Bullet For My Valentine - Venom

Bullet For My Valentine fait partie de cette catégorie de jeunes groupes qui ont très rapidement percé au haut niveau et ce, dès leur premier album. En l’occurrence ici, « The Poison » fin 2005. Avec un début tonitruant comme ils l’ont fait, il est normal d’en attendre beaucoup d’eux vu leur potentiel indéniable. Malheureusement, la qualité de leur musique n’a fait que diminuer d’album en album pour arriver au désastre qu’était « Temper Temper » en 2013. Des salles à moitié vide, des concerts plats et sans relief, une fan-base masculine en baisse. Bref, on ne donnait pas cher de leur peau à l’époque. Et lorsque leur nouvel opus est sorti en août 2015, c’est avec une certaine appréhension et peur pour nos oreilles que l’on s’est penché dessus… nous n’étions pas au bout de nos surprises.

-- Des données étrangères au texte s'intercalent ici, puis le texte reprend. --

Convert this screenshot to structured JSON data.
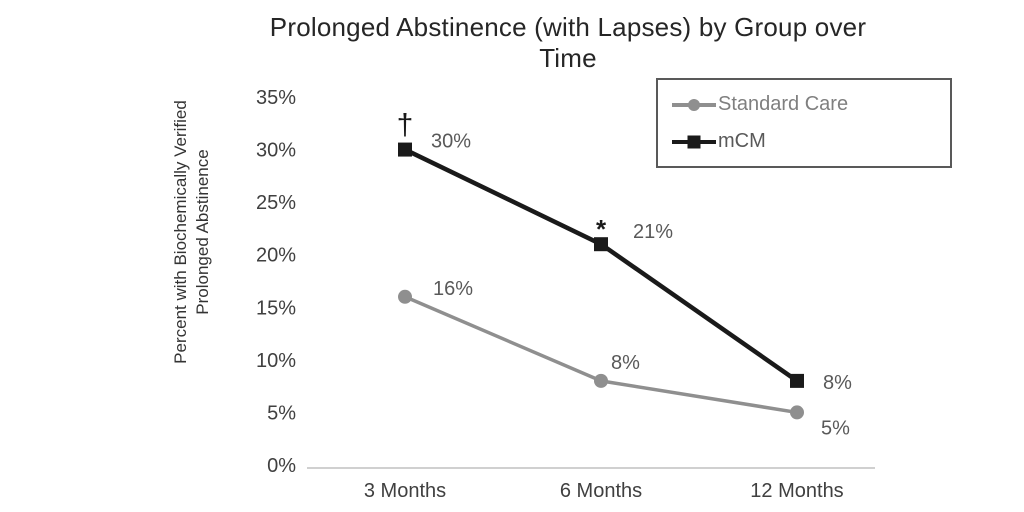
{
  "page": {
    "background": "#ffffff"
  },
  "chart_data": {
    "type": "line",
    "title": "Prolonged Abstinence (with Lapses) by Group over Time",
    "ylabel": "Percent with Biochemically Verified Prolonged Abstinence",
    "ylabel_line1": "Percent with Biochemically  Verified",
    "ylabel_line2": "Prolonged Abstinence",
    "xlabel": "",
    "categories": [
      "3 Months",
      "6 Months",
      "12 Months"
    ],
    "y_ticks": [
      "35%",
      "30%",
      "25%",
      "20%",
      "15%",
      "10%",
      "5%",
      "0%"
    ],
    "ylim": [
      0,
      35
    ],
    "grid": false,
    "legend_position": "top-right-boxed",
    "axis_color": "#c0c0c0",
    "tick_label_color": "#404040",
    "data_label_color": "#595959",
    "series": [
      {
        "name": "Standard Care",
        "marker": "circle",
        "color": "#8f8f8f",
        "label_color": "#7f7f7f",
        "values": [
          16,
          8,
          5
        ],
        "point_labels": [
          "16%",
          "8%",
          "5%"
        ],
        "annotations": [
          "",
          "",
          ""
        ]
      },
      {
        "name": "mCM",
        "marker": "square",
        "color": "#1a1a1a",
        "label_color": "#595959",
        "values": [
          30,
          21,
          8
        ],
        "point_labels": [
          "30%",
          "21%",
          "8%"
        ],
        "annotations": [
          "†",
          "*",
          ""
        ]
      }
    ]
  }
}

Mais quelles surprises ! Après une intro plutôt futuriste, le premier morceau intitulé No Way Out fait naître en nous une première lueur d’espoir. Est-ce que les Gallois ont retrouvé leurs corones ? Ne vendons pas la peau de l’ours avant de l’avoir tué, encore moins si tôt, mais avouons que c’est un début encourageant avec ce mélange de metalcore moderne et trash propre au quatuor. Army Of Noise continue dans la même veine pour notre plus grand plaisir. Sans être forcément être des plus innovants – on sent bien les influences majeures telles que Metallica ou Pantera -, Bullet For My Valentine semblent avoir retrouvé leur âme, leur énergie, leur fougue et du talent. Menés par un Matt Tuck en très grande forme et un Padge de nouveau capable de faire des solos corrects, le groupe continue de nous surprendre avec un Worthless littéralement taillé pour les stades et surtout avec You Want A Battle (Here’s The War) : à n’en pas douter la meilleure chanson écrite par le groupe depuis 2008, voire même depuis « The Poison ». Comment résister à headbanger et chanter sur ce nouveau tube ?!

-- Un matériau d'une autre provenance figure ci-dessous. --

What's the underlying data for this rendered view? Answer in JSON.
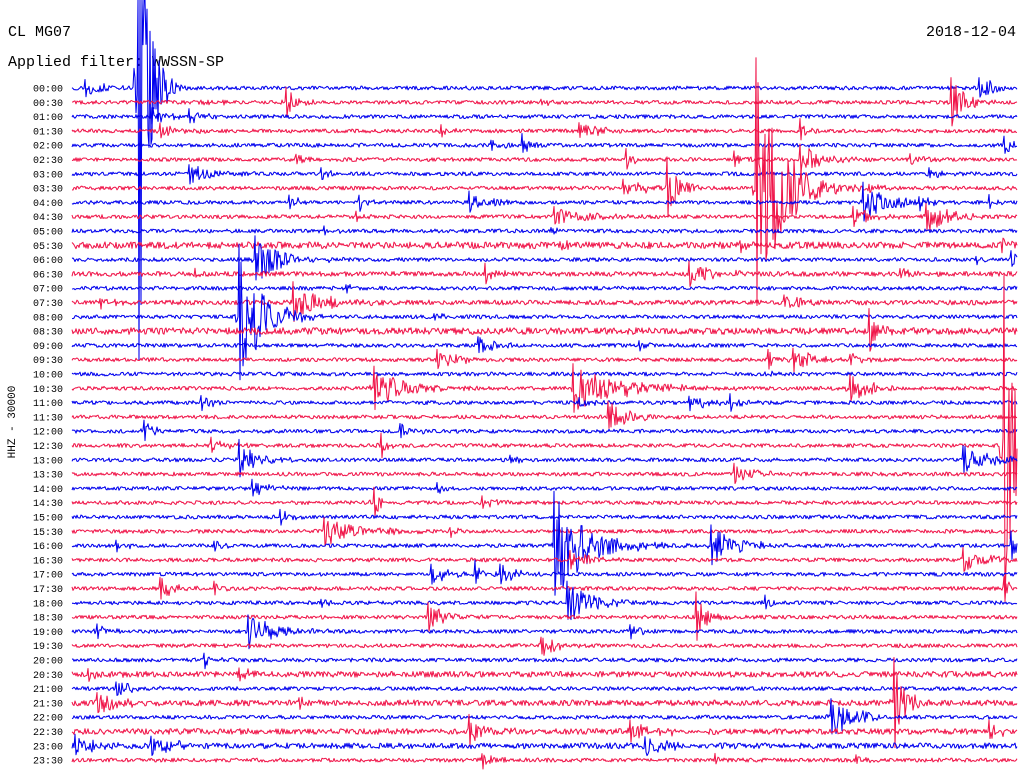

En seulement 4 morceaux, on vient de se réconcilier avec un groupe que l’on croyait perdu à jamais et qui ne tenait son rang seulement grâce à ses premiers succès. Une époque vers laquelle les Gallois ont voulu faire un petit clin d’œil avec Broken : typiquement un morceau qui aurait pu se retrouver sur « Scream Aim Fire » (2008). Heavy à souhait avec cette voix de Matt pas spécialement faite pour ce style à la base mais dont le mélange fait finalement des ravages. Ajoutez à cela un solo à vitesse grand V et ça vous met une nouvelle claque ! Mais Bullet For My Valentine, c’est un groupe également capable d’écrire de très belles balades, non ? En veux-tu, en voilà. Il aura fallu attendre la moitié du disque et le morceau éponyme pour avoir envie de sortir les briquets. Ca ne vaut pas P.O.W (très belle balade et seul bon morceau du disque précédent) mais ça se laisse écouter sans soucis et on se retrouve encore une fois 7 ans en arrière. Rien que pour ça, ça fait plaisir à entendre.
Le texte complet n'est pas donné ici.